ES cierto, en Cádiz las mañanas parecen
restos de un naufragio. Llegué con el tiempo suficiente para poder pasear tranquilo por el centro y tomar
un café mientras leía un libro de poemas, titulado Quietud, de Salvador Fernández (Siltolá, 2011), del que me habían
atraído unos versos que, sin dudarlo, me parecen magníficos. Decía que las
calles estaban encontrándose con la luz del amanecer que, en Cádiz, provienen
de una letanía insospechada. Así las
cosas, me acomodé cerca de la librería de lance que se llama como una novela
del XIX, “Raimundo”, hasta que abriera sus puertas. Después de terminar de leer el libro de poemas,
me dirigí al escaparate de la librería
para observar las piezas que ellos consideraban insignes para que muestren su
rostro al público: libros sobre Cádiz, estampas antiguas, estampas de santos,
carteles de corridas de toros, objetos de anticuario, libros de Pemán, Do Fuir, de Trapiello. Este último creo
que lo colocaron sin saber muy bien quién es el autor y qué significa ese
libro, más bien considero que lo aunaron a aquellos objetos primitivos porque
el libro había tomado la forma de un artilugio deshuesado.

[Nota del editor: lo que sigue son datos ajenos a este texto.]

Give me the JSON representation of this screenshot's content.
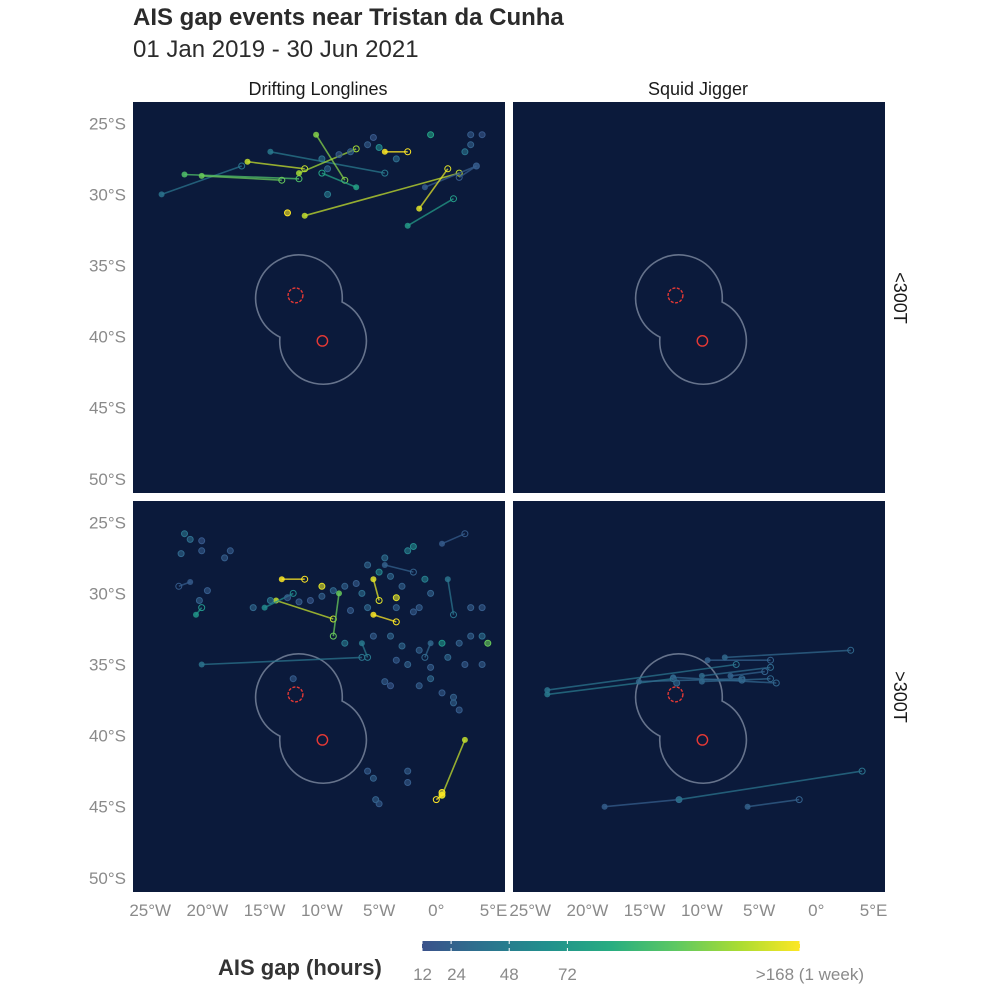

Falto de la dinámica y de la efervescencia
del Rastro en Madrid, quiso uno imaginar una emboscada que el azar había
preparado con el libro de A.T., pues estaba el volumen maltrecho, comido por la
humedad, deslomado, cargado de pintas de óxido, como si alguien lo hubiera
dejado al albur de la noche y el libro mostrase las heridas profundas del
salitre y el océano. Aquella imagen, -la mañana, la luz, el óxido, los lomos de
los libros- fue convocando una disposición de la realidad en la que me veía
inserto, pero conducido por alguna extraña suerte. Entré en la librería y
compré una edición de Fernando Quiñones y el libro de A.T.
Cuando llegué a casa, comencé a imaginar los
vericuetos por los que el libro había atravesado hasta llegar de esa manera
allí. Pensé, de inmediato, que si A.T. hubiera estado en mi lugar, es decir, si
A.T. hubiera llegado a Cádiz esa mañana y hubiera visto su libro en la
estantería de marras, hubiera comprado el volumen. El resto sería fábula o
pasos del salón.
Por unos momentos, quise imaginar al propio
AT allí, observando con una sonrisa esbozada, quién sería el susodicho que iba
a rescatar el libro de aquel asedio de la humedad y quién sería el que daría,
de nuevo, la oportunidad a un volumen en las últimas, de postrarlo en unas
baldas relucientes y nuevas. Así lo imaginé mientras escribía estas notas en la
Plaza de Mina, mientras unos pájaros alborotados, en brigada, anunciaban la
llegada irremediable del otoño.
Ya con el libro en casa, después de limpiarlo
y de adecentarlo, comencé a leer las páginas de Do fuir imbuido, cómo no, por la prosa de un señor que,
probablemente, fue ajeno a todo lo sucedido, de un señor que después de
escribir sus libros, poco sabe de lo que les ocurre a pie de calle.